Obesity is a major risk factor for cancer. Diet is particularly important for the development of obesity, but specific aspects of the diet that contribute to obesity have been difficult to define. We do not eat individual foods/nutrients in isolation, so it may be useful to look at overall patterns of diet in order to better understand the causes of obesity. Our project will derive dietary patterns at various time points through childhood and examine any associations with body fatness up to the age of 15.

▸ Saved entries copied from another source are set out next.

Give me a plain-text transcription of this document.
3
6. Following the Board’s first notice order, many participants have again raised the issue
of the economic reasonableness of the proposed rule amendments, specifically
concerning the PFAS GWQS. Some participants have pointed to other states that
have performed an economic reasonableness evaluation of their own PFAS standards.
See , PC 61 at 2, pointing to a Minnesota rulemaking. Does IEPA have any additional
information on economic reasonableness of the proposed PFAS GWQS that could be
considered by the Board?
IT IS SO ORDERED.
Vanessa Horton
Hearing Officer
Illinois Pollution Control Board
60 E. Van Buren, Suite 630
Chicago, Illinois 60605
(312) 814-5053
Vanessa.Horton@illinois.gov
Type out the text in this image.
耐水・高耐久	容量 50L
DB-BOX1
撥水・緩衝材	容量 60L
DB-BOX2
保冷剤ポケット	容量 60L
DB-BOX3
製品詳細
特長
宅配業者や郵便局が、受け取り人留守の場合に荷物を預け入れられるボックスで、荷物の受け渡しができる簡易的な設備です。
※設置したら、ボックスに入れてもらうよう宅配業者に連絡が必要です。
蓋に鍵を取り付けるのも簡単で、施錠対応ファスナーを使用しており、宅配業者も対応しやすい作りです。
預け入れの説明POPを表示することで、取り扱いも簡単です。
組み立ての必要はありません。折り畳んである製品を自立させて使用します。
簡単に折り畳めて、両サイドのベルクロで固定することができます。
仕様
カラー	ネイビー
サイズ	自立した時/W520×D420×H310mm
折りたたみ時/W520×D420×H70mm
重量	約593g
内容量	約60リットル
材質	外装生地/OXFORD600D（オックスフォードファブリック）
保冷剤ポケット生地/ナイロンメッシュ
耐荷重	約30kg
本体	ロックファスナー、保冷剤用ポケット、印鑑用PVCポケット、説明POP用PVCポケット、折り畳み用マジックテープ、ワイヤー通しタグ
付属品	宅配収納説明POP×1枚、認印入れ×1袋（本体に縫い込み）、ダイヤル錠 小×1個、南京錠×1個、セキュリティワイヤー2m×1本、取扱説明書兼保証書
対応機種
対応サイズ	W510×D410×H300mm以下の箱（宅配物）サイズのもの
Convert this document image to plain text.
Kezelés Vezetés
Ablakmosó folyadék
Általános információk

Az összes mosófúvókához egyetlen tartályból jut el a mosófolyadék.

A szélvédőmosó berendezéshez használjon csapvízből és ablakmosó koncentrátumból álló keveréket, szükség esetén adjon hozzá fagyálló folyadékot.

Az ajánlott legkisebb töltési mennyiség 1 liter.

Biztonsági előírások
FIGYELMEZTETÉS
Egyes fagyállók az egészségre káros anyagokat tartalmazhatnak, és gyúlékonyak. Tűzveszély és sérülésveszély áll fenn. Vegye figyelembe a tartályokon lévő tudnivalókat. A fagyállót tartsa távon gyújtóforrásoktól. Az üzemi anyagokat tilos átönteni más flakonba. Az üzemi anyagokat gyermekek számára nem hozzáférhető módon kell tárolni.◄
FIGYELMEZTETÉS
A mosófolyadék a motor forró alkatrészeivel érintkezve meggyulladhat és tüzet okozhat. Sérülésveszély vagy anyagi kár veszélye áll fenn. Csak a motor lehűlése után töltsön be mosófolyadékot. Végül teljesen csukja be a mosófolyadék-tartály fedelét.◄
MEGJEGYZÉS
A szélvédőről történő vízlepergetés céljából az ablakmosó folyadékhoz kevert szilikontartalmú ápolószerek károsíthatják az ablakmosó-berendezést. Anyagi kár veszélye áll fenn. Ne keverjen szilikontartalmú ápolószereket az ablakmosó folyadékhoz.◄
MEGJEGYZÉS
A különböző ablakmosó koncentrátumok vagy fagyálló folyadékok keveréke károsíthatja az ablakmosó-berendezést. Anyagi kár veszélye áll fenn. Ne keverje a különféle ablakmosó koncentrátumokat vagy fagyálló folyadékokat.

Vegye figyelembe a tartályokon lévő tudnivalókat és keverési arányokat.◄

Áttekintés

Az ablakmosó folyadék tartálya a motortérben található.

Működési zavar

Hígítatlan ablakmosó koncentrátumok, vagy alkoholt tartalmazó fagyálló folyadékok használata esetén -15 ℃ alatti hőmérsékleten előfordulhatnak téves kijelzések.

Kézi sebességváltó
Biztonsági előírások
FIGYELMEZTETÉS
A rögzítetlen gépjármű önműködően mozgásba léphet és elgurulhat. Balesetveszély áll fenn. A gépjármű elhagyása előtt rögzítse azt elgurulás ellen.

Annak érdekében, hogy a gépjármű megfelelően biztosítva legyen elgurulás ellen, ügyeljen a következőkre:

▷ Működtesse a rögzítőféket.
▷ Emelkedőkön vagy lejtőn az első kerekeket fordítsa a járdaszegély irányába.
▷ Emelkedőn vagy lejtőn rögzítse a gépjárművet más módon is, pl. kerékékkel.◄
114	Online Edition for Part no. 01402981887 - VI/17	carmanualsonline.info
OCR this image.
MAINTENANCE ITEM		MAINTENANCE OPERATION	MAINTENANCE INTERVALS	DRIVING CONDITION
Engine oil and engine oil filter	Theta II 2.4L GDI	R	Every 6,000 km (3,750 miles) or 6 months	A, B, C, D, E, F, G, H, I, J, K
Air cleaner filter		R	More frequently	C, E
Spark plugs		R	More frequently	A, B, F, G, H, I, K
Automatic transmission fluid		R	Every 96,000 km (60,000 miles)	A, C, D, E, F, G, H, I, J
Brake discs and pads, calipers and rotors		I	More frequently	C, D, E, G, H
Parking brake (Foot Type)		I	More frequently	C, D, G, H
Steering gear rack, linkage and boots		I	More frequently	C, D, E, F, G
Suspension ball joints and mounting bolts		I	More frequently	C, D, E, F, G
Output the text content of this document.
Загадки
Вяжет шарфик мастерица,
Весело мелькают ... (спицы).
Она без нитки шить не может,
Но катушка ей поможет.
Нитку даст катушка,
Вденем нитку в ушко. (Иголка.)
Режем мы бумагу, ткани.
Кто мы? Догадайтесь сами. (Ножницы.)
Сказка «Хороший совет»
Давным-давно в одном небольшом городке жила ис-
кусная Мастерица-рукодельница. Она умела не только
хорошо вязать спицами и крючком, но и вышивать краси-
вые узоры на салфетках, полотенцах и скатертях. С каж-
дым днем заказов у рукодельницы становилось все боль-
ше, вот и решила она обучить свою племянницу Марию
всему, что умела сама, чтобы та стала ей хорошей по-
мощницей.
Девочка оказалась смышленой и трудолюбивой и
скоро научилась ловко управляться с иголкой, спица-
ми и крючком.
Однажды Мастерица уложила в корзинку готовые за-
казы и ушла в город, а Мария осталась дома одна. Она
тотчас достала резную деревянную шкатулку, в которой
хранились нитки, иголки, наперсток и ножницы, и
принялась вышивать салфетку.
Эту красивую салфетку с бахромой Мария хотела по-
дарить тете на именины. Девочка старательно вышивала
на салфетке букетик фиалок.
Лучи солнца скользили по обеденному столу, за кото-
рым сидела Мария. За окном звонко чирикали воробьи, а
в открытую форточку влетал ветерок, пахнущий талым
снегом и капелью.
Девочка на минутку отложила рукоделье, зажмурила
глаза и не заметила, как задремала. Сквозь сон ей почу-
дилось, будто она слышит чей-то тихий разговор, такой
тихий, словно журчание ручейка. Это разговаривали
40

Participants have been weighed, measured and undergone body composition scans (measuring body fat and lean mass) four times between the ages of 9 and 15 years. Dietary intakes have been assessed at several time points since birth using a food frequency questionnaire (FFQ). In addition, 3-day diaries were collected at the ages of 7, 10 and 13 years. Dietary patterns have been examined using the statistical methods of Principal Components Analysis (PCA) and Cluster Analysis (CA). PCA uses the correlations that exist between foods to create patterns of food intake – scores are calculated for each pattern for each person; CA groups people together based on their similarities in food intake. Both types of patterns are labelled according to the foods that are most highly associated with them.
There are different types of diets consumed by children and adolescents, which can be crudely described as healthy or unhealthy based on their association with nutrient intakes. We have shown that an unhealthy diet (i.e. one associated with foods high in fat, sugar and salt) is linked to slightly greater mean body-fat levels in adolescents.